I, like many others - have watched the video of George Floyd being brutally murdered.

It's the mindset of the officer (we'll all officers) I'm struggling to get my head around.

There is no dispute GF was a criminal. He clearly had a hard life that involved drugs and had been in prison before.

But police aren't judge and jury. There protect and serve. Their role is to arrest and gather evidence.

Whatever causes someone to think it's perfectly normal to kneel on someone's neck for nearly 9 minutes? So casually. With what looked like no emotion. He clearly believed he was right to do so because people filmed it and he didn't wince.

He just calmly knelt there whilst he squeezed the life out of another human being.

Surely there must be something biological that's not normal to be able to act this way?

I'm not really looking for discussion of right or wrong because no one can condone what he did.
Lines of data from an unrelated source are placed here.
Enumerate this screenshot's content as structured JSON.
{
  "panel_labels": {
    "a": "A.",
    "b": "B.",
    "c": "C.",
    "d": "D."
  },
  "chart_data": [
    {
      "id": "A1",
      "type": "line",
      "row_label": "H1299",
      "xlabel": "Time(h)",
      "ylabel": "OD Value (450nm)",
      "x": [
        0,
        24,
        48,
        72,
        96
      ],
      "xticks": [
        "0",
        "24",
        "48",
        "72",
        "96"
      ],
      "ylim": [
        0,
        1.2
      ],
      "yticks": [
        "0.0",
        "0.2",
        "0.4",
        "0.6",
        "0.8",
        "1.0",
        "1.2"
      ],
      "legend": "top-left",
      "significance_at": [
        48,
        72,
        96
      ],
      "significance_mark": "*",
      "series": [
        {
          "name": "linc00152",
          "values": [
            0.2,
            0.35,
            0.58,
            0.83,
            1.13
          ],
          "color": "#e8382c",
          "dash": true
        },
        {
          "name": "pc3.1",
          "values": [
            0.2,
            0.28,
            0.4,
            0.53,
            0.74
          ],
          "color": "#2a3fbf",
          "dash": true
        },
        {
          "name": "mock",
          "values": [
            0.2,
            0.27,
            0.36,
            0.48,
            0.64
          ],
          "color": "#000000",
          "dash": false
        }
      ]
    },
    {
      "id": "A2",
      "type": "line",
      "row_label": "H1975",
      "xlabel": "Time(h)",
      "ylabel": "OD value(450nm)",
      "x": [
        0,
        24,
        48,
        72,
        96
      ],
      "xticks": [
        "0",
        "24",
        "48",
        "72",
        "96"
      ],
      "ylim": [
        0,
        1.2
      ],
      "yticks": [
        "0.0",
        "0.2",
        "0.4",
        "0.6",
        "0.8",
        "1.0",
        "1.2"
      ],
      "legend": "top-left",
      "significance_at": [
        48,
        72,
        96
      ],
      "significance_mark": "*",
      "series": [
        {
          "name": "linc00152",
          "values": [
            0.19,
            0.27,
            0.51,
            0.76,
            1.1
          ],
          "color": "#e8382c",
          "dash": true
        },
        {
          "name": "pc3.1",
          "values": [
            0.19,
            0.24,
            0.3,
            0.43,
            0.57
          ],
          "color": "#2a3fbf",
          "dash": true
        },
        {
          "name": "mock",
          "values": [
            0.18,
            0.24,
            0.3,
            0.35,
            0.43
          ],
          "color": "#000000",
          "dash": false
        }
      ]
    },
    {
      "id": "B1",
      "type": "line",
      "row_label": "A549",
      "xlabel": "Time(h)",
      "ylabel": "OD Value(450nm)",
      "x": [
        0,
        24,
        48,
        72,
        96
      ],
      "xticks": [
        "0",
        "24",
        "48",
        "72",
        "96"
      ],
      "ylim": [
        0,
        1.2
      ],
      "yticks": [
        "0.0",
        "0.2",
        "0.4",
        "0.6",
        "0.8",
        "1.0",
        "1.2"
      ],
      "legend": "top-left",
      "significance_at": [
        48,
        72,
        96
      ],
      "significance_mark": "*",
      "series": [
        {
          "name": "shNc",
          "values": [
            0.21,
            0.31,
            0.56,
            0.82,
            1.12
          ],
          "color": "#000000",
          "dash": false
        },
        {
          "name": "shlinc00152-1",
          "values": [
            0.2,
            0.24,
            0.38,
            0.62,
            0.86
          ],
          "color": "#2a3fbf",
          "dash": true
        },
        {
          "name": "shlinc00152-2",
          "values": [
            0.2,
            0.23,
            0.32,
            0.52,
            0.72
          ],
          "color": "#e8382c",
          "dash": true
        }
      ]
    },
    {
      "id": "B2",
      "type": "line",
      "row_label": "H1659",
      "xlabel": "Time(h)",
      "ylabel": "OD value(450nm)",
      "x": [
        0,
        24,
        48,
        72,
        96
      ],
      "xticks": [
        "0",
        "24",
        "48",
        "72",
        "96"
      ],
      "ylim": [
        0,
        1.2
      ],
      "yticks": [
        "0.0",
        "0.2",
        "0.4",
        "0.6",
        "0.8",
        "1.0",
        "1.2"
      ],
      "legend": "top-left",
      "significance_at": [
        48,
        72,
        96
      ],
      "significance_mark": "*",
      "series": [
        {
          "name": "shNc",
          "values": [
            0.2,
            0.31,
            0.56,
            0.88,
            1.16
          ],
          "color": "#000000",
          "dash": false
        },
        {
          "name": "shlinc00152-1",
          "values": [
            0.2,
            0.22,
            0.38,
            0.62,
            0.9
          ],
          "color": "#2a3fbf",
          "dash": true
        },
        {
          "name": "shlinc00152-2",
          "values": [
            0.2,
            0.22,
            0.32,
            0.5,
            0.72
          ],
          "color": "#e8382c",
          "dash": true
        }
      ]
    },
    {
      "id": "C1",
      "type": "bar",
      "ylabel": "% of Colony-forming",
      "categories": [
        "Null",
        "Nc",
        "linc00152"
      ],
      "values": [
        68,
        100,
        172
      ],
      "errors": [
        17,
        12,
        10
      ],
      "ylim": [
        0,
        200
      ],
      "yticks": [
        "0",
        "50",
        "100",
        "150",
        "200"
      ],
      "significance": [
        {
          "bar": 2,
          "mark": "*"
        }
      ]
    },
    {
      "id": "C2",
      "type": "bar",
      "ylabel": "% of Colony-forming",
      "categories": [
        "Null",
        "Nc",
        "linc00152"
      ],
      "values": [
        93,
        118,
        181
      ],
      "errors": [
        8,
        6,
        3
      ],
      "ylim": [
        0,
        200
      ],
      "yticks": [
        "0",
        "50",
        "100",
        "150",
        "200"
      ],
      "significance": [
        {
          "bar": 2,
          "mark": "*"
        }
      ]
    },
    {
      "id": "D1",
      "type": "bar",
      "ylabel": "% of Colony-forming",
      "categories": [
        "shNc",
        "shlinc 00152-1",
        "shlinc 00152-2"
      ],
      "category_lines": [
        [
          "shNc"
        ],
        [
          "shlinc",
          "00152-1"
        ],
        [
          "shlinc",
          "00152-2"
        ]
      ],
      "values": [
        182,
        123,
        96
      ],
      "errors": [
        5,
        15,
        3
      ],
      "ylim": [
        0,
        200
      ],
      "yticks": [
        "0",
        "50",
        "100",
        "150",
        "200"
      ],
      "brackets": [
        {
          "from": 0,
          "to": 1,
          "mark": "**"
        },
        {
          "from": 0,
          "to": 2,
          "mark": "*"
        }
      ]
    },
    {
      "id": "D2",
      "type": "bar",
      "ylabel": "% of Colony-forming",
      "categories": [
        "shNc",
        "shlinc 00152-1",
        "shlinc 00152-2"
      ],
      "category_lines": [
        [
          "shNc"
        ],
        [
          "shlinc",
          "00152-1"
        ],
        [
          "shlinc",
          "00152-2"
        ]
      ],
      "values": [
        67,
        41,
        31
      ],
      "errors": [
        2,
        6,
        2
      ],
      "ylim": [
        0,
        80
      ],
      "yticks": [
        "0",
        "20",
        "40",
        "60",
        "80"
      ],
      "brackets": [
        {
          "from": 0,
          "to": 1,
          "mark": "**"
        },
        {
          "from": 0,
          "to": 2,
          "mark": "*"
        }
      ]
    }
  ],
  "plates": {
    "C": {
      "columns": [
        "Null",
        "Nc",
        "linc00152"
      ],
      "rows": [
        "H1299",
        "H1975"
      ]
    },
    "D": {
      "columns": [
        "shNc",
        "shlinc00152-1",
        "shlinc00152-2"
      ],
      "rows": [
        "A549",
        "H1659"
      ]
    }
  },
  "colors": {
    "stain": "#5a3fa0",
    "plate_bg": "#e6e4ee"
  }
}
But rather what drives people to behave that way.

It's terrifying Sad

OP posts:
TheFormerPorpentiaScamander · 13/06/2020 09:29

Look up the Stanford Prison Experiment. It's interesting.

itsgettingweird · 13/06/2020 09:42

Thank you. I will definitely have a read. I'd really like to be educated.

OP posts:
TheFormerPorpentiaScamander · 13/06/2020 09:48

There's a film about the study too. Although I thought it was a bit shit.

itsgettingweird · 13/06/2020 17:53

Thank you for this reference to research.

Extremely interesting. So it seems it's a power construct. Which is interesting because it brings into question how much race played a part in his decision and how much it was that he saw a repeat criminal and so it dehumanisation.

Or perhaps both played a part in his decision.

But it really helped me see how someone who works as police could be so cold hearted in squeezing breath out of someone without any amount of remorse apparent.

There needs to be some work in overhauling the whole psychology really.